A Beautiful Day in the Neighborhood (Marielle Heller) – released in November 2019

Another pitch-perfect drama is Marielle Heller’s accomplished real-life story about a pessimistic journalist who is assigned to profile the nicer-than-nice and iconic children’s TV host Mr. Rogers. The drama here is not on a similar high-scale as Marriage Story or Dark Waters, but despite a softer and warmer approach to proceedings, it is equally as hard-hitting. Whereas Marriage Story punched me in the gut a few times and Dark Waters had me standing up saying ‘fuck this’, A Beautiful Day in the Neighborhood had me in tears – not just in sadness, but in feelings of joy too. The burgeoning relationship between the two men really restores your faith in humanity, and finding that kindness deep in your heart is so important in overcoming those surface feelings of defiance and despair. For the year 2020, this film is a wonderful, wonderful remedy.

Bait (Mark Jenkin) – released in August 2019

When you don’t have much money backing your project, but you have a simple vision and that vision fits into that budget, then the world is your oyster (seafood pun not intended). Mark Jenkin and his Cornwall-based fishing village drama certainly makes use of every sinew of its low budget, and upon reflection, he has managed to create a mini British masterpiece. The photography has a style so unique and so effectual that the plot sometimes takes a back seat.
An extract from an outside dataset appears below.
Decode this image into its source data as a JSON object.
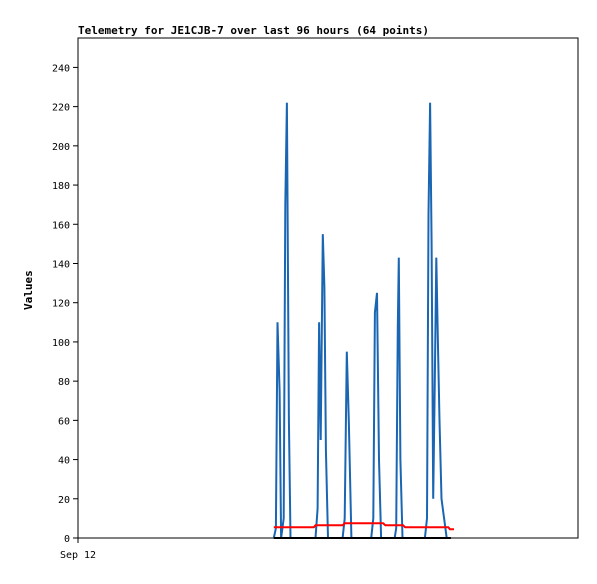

Everything about this village is compelling – the boats, the pub, the characters, even the flipping seagulls! The action is also invigorated by the close-up shots on the characters’ faces. The stilted dialogue and the often soap-opera reactions appear to be deliberate and offer a comedic element to what is otherwise a very serious drama about dying traditions and jaded ambitions. A gem of a film.

Bacurau (Kleber Mendonça Filho and Juliano Dornelles) – released in September 2019

Speaking of gems, Bacurau deservedly won the Jury Prize at last year’s Cannes Film Festival. Whilst it was filmed on a much larger budget than Bait, it similarly coasts in non-mainstream territory. The content is not conducive to a US audience, as the Americans are at the heart of all evil in this operatic pseudo-horror (or alternatively: socio-political environmental drama). Prejudices against other nations aside, this Brazilian production is the most outrageous and wildest pieces of non-family entertainment released in the past few years. It admirably keeps itself together despite falling off a cliff in spiralling fireballs quite often (as is its intent). It is in complete control of its outlandish, unpredictable and yet completely accessible story. It may well have taken inspiration from Mad Max: Fury Road, but rather than be embellished in fantasy, it focuses on a topical and pertinent theme – corrupt, fascist Governments willing to wipe opposing ideas off the face of the earth. The message is clear: do not mess with the people of Bacurau!